Incidentally, I was impressed by the way Clegg used the Lib Dem position on EU membership – an in/out referendum – to encourage Cameron to present his right wing for plundering by UKIP, which Cameron duly did. Maybe that’s a bit premature in terms of votes this time, but I am amused by the combination of “plucky outsider” “Mr honest as the day is long” and “cute as a shithouse rat.” There was the tzzzzeeep of the stiletto about the thing. I just wish he’d done it on Trident.

the endless halls

Clegg spent many years in the endless halls of Brussels and Strasbourg, working for the European Commission and then as an MEP. A privileged environment that may have been, but above all a bourgeois one, and one whose elites were meritocratic and technocratic, not aristocratic. (Also deeply dull-sounding. The recollection that Geoff Hoon was an MEP before he entered parliament somehow makes that role seem almost devoid of any joy or life.) 

I used to work part time for an MEP and got to Brussels now and again. It was more fun than that. 
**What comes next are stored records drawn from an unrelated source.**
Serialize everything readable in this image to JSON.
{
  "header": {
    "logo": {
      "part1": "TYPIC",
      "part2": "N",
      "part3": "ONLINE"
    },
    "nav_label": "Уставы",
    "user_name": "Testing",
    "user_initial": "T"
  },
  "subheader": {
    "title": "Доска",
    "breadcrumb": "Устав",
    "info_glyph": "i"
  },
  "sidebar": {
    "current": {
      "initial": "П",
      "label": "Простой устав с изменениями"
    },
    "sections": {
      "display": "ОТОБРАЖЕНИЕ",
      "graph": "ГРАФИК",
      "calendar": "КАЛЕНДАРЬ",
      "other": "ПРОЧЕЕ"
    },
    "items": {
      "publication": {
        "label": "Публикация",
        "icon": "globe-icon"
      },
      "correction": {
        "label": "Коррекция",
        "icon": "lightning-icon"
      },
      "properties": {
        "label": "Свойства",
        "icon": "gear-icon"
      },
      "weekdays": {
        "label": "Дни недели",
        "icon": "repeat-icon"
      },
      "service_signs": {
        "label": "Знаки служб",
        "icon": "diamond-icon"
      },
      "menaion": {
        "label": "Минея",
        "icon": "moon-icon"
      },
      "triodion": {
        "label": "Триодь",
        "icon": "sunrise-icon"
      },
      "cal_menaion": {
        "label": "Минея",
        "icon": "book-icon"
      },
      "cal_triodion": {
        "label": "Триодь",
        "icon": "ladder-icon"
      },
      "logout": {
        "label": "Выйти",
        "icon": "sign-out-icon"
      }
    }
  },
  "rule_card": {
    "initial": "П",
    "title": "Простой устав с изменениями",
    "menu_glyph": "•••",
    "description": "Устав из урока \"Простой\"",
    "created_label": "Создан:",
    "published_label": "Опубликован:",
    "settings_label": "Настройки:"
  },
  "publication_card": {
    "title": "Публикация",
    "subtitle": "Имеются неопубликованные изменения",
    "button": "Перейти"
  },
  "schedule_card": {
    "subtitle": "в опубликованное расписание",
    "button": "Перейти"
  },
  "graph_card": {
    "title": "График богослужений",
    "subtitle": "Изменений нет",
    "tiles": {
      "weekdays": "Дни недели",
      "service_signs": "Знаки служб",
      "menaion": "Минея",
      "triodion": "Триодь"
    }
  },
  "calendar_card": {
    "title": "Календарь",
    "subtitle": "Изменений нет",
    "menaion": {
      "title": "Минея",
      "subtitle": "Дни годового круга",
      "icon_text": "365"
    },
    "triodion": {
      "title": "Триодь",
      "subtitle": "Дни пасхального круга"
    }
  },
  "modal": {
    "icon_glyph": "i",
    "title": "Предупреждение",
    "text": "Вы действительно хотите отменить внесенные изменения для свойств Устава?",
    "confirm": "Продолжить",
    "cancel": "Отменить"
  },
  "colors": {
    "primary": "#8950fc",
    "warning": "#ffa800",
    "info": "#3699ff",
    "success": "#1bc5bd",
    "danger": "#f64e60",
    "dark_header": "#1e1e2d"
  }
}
Thing is, they stack MEPs offices by party in Brussels, or used to. All the conservative parties were based on the first two floors. The European socialists were above them, and above them was where the fun started. 

My MEP’s office was directly beneath the Abode of the Liberals, and sometimes you couldn’t hear yourself think. There’d be shouting and odd cries and people running up and down corridors and the sound of heavy things being dragged to and fro. This would go on all day. I poked my head round the door once when I got the wrong floor on the lift and there were three men standing in a corridor staring intently into an open briefcase. One of them turned round, bared his teeth and hissed at me. The fascists used to complain about them. 

 But then the Euro-Liberals were an odd crew, libertarians in the continental style, with all the not quite coherence that implies: Dutch sex shop entrepreneurs sharing a caucus with really angry dentists from Stuttgart. And the Italian Radicals had to be seen to be believed. I suppose Clegg or someone like him spent a lot of his time going from place to place telling everyone to calm down and be reasonable. Or maybe he went native. Was it him being dragged down a corridor, or doing the dragging? I’m sure the Mail will get round to telling us.